December 21, 2012 — 3:33 pm
Jennifer says:
I agree it’s how we define test – and what we consider to be summative assessments. Formative assessment may be an indication of student mastery but that’s not always the case. I agree with Sue – FA are the rehearsals, the summative assessment is opening night.
December 21, 2012 — 4:07 pm
David Wees says:
Does a summative assessment need to be a test? Could we not get similar information another way?
December 21, 2012 — 4:17 pm
Tim Frodsham says:
Standardized tests tend to focus on the memorization aspects of mathematics. Students need a thorough understanding of the tools of math, the rules and concepts, and learning these to the point of second nature takes repetition. Quizzes and other exercises help here if administered properly. According to Robert Gagne, the highest form of thinking is problem solving, which is learned through active participation, not passive learning. Problem solving is to wrap ones self around an interesting application, then using the tools of mathematics to increase understanding and find solutions. It takes initiative and creativity and the stifled, tension ridden atmosphere of an exam is not the ideal place for students to demonstrate their problem solving skills.

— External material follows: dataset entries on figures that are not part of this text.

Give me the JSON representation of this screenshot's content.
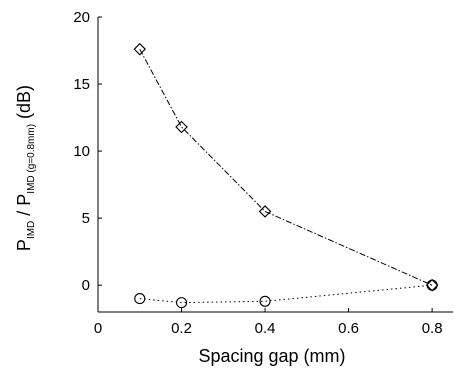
{
  "chart_data": {
    "type": "line",
    "xlabel": "Spacing gap (mm)",
    "ylabel_main": "P",
    "ylabel_sub1": "IMD",
    "ylabel_sep": " / P",
    "ylabel_sub2": "IMD (g=0.8mm)",
    "ylabel_unit": " (dB)",
    "xlim": [
      0,
      0.85
    ],
    "ylim": [
      -2,
      20
    ],
    "xticks": [
      0,
      0.2,
      0.4,
      0.6,
      0.8
    ],
    "yticks": [
      0,
      5,
      10,
      15,
      20
    ],
    "xtick_labels": [
      "0",
      "0.2",
      "0.4",
      "0.6",
      "0.8"
    ],
    "ytick_labels": [
      "0",
      "5",
      "10",
      "15",
      "20"
    ],
    "series": [
      {
        "x": [
          0.1,
          0.2,
          0.4,
          0.8
        ],
        "y": [
          17.6,
          11.8,
          5.5,
          0
        ],
        "marker": "diamond",
        "line_style": "dash-dot",
        "color": "#000000"
      },
      {
        "x": [
          0.1,
          0.2,
          0.4,
          0.8
        ],
        "y": [
          -1.0,
          -1.3,
          -1.2,
          0
        ],
        "marker": "circle",
        "line_style": "dotted",
        "color": "#000000"
      }
    ],
    "grid": false,
    "legend": "none"
  }
}
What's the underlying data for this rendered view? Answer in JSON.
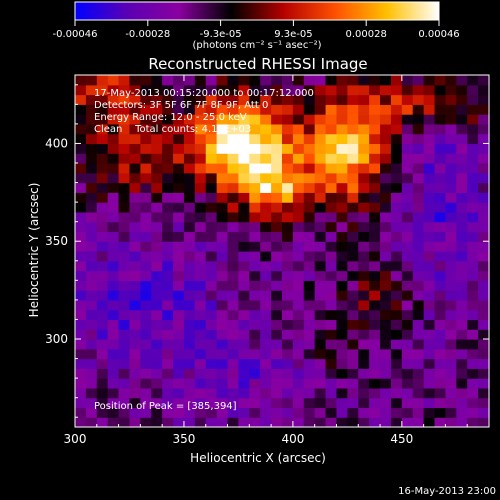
{
  "chart_data": {
    "type": "heatmap",
    "title": "Reconstructed RHESSI Image",
    "colorbar": {
      "tick_labels": [
        "-0.00046",
        "-0.00028",
        "-9.3e-05",
        "9.3e-05",
        "0.00028",
        "0.00046"
      ],
      "range": [
        -0.00046,
        0.00046
      ],
      "unit_label": "(photons cm⁻² s⁻¹ asec⁻²)",
      "colormap": [
        "#0000ff",
        "#5a00b4",
        "#8a00a0",
        "#000000",
        "#b40000",
        "#ff5000",
        "#ffc000",
        "#ffffff"
      ]
    },
    "annotations": [
      "17-May-2013 00:15:20.000 to 00:17:12.000",
      "Detectors: 3F 5F 6F 7F 8F 9F, Att 0",
      "Energy Range: 12.0 - 25.0 keV",
      "Clean    Total counts: 4.18E+03"
    ],
    "peak_label": "Position of Peak = [385,394]",
    "xlabel": "Heliocentric X (arcsec)",
    "ylabel": "Heliocentric Y (arcsec)",
    "xlim": [
      300,
      490
    ],
    "ylim": [
      255,
      435
    ],
    "x_ticks": [
      300,
      350,
      400,
      450
    ],
    "y_ticks": [
      300,
      350,
      400
    ],
    "peak": [
      385,
      394
    ],
    "footer": "16-May-2013 23:00"
  }
}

Math and test anxiety are constant issues, particularly among the adult learners I teach at the community college. If requested, I allow students to take an exam in the resource center, where there are no looming time limits and the atmosphere is less pressured. I allow students to ask questions about the exam, have given exams orally to anxiety challenged students, and in one situation, allowed two math anxious students to take the exam together, so they could talk through the anxieties while working the problems.
Because tests are limited in showing true problem solving skills, and many students are struggling with learning anxieties and have issues with tests, I am reducing the focus on exams in my classroom, and using formative assessments.

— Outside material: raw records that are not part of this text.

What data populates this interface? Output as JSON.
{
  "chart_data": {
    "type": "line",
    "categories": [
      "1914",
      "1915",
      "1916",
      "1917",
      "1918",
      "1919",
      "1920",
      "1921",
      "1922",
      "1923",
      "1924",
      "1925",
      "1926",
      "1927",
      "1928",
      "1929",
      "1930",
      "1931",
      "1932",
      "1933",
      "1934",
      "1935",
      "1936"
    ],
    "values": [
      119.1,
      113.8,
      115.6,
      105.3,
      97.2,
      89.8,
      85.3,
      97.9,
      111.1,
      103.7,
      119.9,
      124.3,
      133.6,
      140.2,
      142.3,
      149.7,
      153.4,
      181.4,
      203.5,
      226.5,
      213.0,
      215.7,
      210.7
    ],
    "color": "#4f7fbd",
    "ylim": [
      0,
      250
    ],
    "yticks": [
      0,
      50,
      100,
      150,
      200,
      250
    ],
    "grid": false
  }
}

December 30, 2012 — 11:37 pm
Misty says:
I think the quizzes in my class help the students to see where they are at and what they need to work on still. it also gives me a more specific view of what they can do. I have a general idea of where the students are, but might not pick up on the little things I still need to have them work on. Hard to keep close track of 120 students without testing
January 31, 2013 — 10:46 pm
David Wees says:
I see a short quiz as a different experience than a full period test. They are shorter, faster, and we have less expectations that they are a completely accurate measure of student learning. For some reason when we triple the length of a short quiz and call it a test, we somehow think it does a much better job of correlating with their understanding.